Tolentino et al., again, wrote to the GSIS and the DENR requesting the deferment of the deduction of the
monthly GSIS contributions pending resolution of the issue regarding their membership coverage. But before the
concerned government agencies could act on their letters, Tolentino and others, filed before the Court wherein they
argued that "the GSIS and the DBM committed grave abuse of discretion in ordering the government's share on
GSIS contributions to be paid out of the 20% premium on the monthly salary of contractual employees."
Issue:
Ruling:
The commonality of interests among the DBM, the GSIS and the DENR cannot be denied. The pleadings
filed from the inception of the case will show that they have essentially the same arguments and defenses and seek
the same reliefs.
More, in terms of the issuance of JC No. 99-3, these agencies have equal stakes should the challenged
circular be declared invalid. Without a doubt, the different modes of appeal taken by the GSIS and the DBM will, in
the process, create the possibility of conflicting decisions being rendered by different fora upon the same issue.
Indeed, a final decision in one would constitute res judicata in the other.

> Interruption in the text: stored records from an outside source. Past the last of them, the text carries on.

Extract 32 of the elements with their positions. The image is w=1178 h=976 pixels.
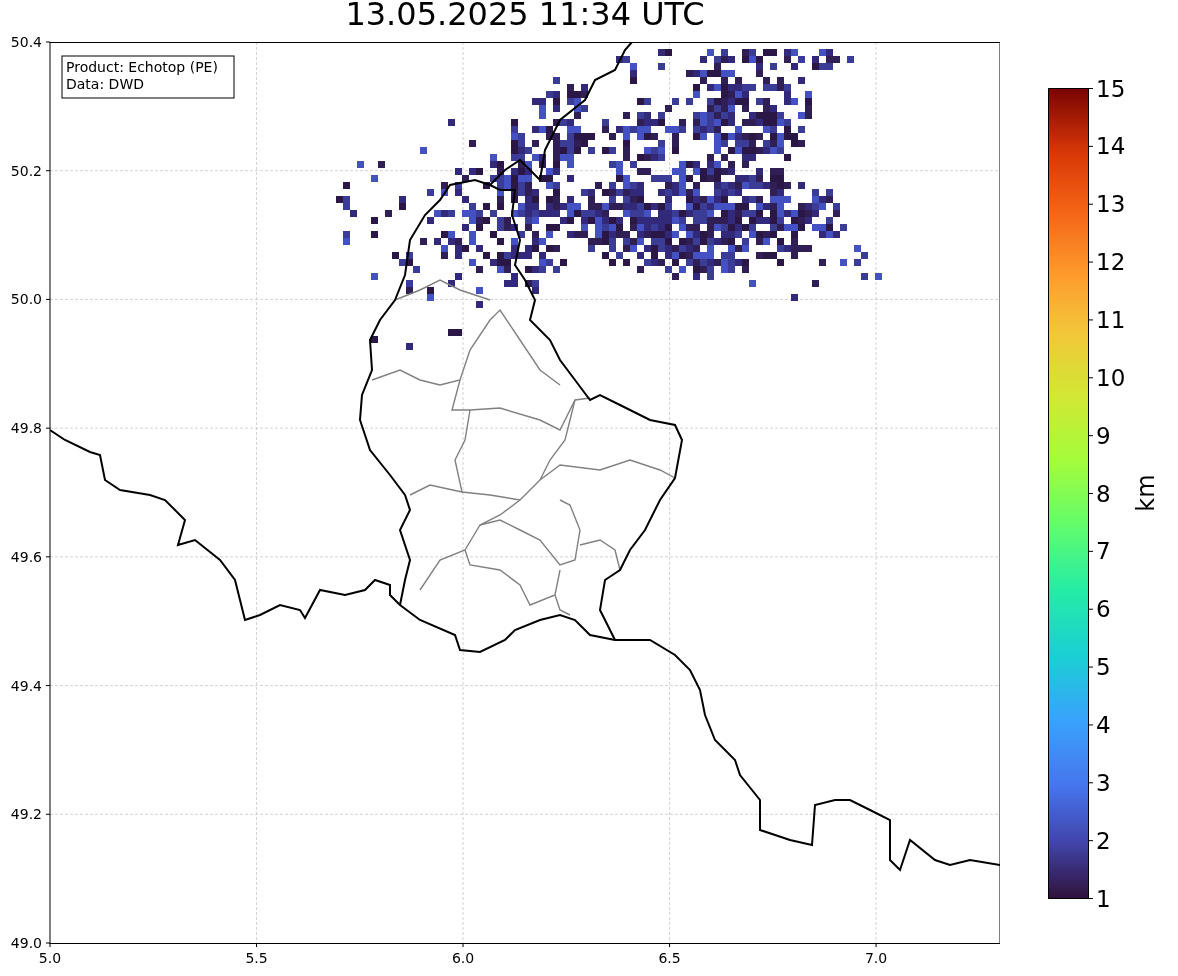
colorbar-tick-label: 6 [1096,596,1111,623]
x-tick-label: 7.0 [864,950,888,966]
colorbar-tick-label: 2 [1096,827,1111,854]
y-tick-label: 49.6 [10,548,42,565]
x-tick-label: 5.0 [38,950,62,966]
y-tick-label: 49.0 [10,935,42,951]
colorbar-tick-label: 14 [1096,133,1126,160]
y-tick-label: 49.2 [10,806,42,823]
info-text: Data: DWD [66,76,144,92]
colorbar-tick-label: 4 [1096,711,1111,738]
x-tick-label: 5.5 [245,950,268,966]
colorbar-tick-label: 3 [1096,769,1111,796]
colorbar-tick-label: 9 [1096,422,1111,449]
colorbar-tick-label: 5 [1096,654,1111,681]
colorbar-tick-label: 15 [1096,75,1126,102]
info-text: Product: Echotop (PE) [66,59,218,75]
y-tick-label: 49.4 [10,677,42,694]
y-tick-label: 50.2 [10,162,42,179]
colorbar-tick-label: 8 [1096,480,1111,507]
x-tick-label: 6.0 [451,950,475,966]
colorbar-tick-label: 12 [1096,249,1126,276]
y-tick-label: 50.4 [10,34,42,50]
colorbar-tick-label: 13 [1096,191,1126,218]
colorbar-tick-label: 10 [1096,364,1126,391]
x-tick-label: 6.5 [658,950,681,966]
colorbar-label: km [1132,474,1160,512]
y-tick-label: 49.8 [10,420,42,437]
colorbar-tick-label: 7 [1096,538,1111,565]
colorbar-tick-label: 1 [1096,885,1111,912]
y-tick-label: 50.0 [10,291,42,308]
plot-title: 13.05.2025 11:34 UTC [345,0,705,34]
colorbar-tick-label: 11 [1096,306,1126,333]
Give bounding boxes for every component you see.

Forum-shopping or the act of a party against whom an adverse judgment has been rendered in one forum,
of seeking another (and possibly favorable) opinion in another forum (other than by appeal or the special civil action
of certiorari), or the institution of two (2) or more actions or proceedings grounded on the san1e cause on the
supposition that one or the other court would make a favorable disposition, has been characterized as an act of
malpractice that is prohibited and condemned as trifling with the Courts and abusing their processes. It constitutes
improper conduct which tends to degrade the administration of justice.